Oddly -- for a pitcher who just turned 20 and now is going to break camp in the big club's rotation -- Porcello is not generally considered one of the game's premier pitching prospects. Not by everyone, anyway. In Baseball America's Prospect Handbook, the three editors list him as the 10th-, ninth- and 11th-best pitching prospect. For whatever reasons, not a single 20-year-old started more than 20 games or pitched more than 99 innings in the 1990s. In the current decade, though, six pitchers have done both: Rick Ankiel (2000), CC Sabathia (2001), Jeremy Bonderman (2003), Zack Greinke (2004), Felix Hernandez (2006) and Clayton Kershaw (2008). And with the exception of Bonderman (6-19, 5.56 ERA) all of them pitched (at least) reasonably well in those seasons. For the Tigers, the most encouraging examples must be Hernandez and Sabathia, both of whom topped 30 starts and posted ERAs right around the league average. But it probably is worth noting that both had significantly more impressive minor league track records. At 19, Sabathia had struck out 159 hitters in 146 innings, including 17 Double-A starts.
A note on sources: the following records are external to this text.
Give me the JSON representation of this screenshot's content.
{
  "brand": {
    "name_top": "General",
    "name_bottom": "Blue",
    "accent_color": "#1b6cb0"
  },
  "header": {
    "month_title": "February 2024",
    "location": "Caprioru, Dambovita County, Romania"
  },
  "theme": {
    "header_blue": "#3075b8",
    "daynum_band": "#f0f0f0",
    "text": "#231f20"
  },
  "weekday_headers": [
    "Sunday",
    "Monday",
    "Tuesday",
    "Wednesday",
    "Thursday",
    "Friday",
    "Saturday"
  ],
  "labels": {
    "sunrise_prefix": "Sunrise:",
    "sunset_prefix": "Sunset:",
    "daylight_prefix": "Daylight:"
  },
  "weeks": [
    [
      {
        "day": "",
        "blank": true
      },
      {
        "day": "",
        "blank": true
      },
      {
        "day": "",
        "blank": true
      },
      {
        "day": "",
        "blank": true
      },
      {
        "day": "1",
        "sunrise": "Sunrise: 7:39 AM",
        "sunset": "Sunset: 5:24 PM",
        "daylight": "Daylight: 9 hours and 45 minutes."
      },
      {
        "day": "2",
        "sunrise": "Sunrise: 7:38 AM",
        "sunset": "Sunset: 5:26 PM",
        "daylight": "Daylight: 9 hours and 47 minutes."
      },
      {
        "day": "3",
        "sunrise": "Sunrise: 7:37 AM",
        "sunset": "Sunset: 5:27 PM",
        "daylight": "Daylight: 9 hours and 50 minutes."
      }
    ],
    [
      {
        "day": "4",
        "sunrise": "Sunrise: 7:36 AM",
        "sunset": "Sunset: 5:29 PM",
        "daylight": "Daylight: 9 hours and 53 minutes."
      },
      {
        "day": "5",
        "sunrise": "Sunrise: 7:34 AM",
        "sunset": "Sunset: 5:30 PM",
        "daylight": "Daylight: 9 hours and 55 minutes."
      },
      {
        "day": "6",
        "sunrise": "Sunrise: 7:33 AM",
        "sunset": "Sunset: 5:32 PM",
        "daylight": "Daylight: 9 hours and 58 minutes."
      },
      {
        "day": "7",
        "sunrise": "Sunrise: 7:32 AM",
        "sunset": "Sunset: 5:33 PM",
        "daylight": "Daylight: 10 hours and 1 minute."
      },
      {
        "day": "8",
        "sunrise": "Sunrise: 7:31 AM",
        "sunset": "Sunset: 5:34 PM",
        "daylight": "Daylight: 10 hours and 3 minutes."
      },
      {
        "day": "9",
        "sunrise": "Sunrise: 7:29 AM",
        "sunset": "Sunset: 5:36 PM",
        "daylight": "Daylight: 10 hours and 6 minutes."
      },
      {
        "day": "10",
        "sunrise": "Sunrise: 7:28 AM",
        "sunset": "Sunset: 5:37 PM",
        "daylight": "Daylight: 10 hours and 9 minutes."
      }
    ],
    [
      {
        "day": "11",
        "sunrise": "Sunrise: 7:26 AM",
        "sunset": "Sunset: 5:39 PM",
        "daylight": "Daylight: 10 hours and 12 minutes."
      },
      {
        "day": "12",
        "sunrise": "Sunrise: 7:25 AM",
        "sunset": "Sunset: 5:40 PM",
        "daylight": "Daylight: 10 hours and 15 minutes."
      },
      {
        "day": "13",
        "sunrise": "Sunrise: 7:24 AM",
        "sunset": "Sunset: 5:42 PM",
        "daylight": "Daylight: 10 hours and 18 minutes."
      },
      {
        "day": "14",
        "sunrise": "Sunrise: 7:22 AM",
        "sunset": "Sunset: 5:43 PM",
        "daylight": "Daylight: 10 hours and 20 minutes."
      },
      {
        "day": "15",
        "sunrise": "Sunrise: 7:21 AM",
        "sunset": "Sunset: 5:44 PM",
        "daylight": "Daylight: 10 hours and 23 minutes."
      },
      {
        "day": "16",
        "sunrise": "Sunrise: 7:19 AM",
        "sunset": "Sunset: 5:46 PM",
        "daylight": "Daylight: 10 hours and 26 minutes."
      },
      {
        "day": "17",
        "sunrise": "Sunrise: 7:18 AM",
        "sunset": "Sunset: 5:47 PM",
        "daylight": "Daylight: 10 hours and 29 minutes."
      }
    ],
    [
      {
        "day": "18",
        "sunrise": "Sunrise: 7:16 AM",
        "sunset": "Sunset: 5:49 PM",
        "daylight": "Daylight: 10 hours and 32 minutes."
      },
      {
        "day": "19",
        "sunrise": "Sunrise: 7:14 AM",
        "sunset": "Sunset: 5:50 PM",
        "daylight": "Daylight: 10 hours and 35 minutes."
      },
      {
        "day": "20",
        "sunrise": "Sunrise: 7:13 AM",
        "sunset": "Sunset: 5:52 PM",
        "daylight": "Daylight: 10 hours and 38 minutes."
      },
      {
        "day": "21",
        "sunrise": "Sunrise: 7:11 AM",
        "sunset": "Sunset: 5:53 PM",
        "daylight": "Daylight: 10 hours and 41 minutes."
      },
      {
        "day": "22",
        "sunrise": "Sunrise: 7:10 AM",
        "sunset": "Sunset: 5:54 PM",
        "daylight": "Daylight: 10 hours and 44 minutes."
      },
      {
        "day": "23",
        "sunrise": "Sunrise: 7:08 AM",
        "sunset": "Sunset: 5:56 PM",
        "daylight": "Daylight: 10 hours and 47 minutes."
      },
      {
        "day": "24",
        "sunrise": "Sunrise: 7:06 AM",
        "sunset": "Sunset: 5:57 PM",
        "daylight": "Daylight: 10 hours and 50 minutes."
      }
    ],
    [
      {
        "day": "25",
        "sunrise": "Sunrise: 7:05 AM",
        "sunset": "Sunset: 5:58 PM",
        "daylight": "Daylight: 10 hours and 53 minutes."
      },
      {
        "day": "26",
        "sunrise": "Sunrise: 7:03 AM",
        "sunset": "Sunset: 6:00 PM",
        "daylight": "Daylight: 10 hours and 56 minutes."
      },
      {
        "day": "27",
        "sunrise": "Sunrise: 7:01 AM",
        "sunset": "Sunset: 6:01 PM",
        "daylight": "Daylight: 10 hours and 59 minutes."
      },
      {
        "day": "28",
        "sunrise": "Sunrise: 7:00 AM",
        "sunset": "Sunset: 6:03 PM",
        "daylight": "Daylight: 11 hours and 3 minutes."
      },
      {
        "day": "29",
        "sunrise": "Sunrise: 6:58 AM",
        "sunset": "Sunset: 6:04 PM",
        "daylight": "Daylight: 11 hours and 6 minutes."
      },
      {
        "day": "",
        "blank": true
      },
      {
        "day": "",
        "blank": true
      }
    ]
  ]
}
And King Felix's age-19 season had included a dozen major league starts with a 2.67 ERA. Porcello? He spent all of last season in the Class A Florida State League and struck out 72 hitters in 125 innings. His control was excellent, and he posted an admirable ground-to-fly ratio. I can't help but be reminded of Bonderman, though. Like Porcello, Bonderman was a first-round draft pick who skipped Double- and Triple-A and jumped right into the Tigers' rotation. Bonderman is just one pitcher and probably doesn't mean anything. I still would like to see more experience before exposing a 20-year-old starter to most of the best hitters on the planet. And speaking of experience, Perry has almost none -- a grand total of 14 professional innings. As a reliever, though, it's relatively easy to prevent him from being too badly exposed.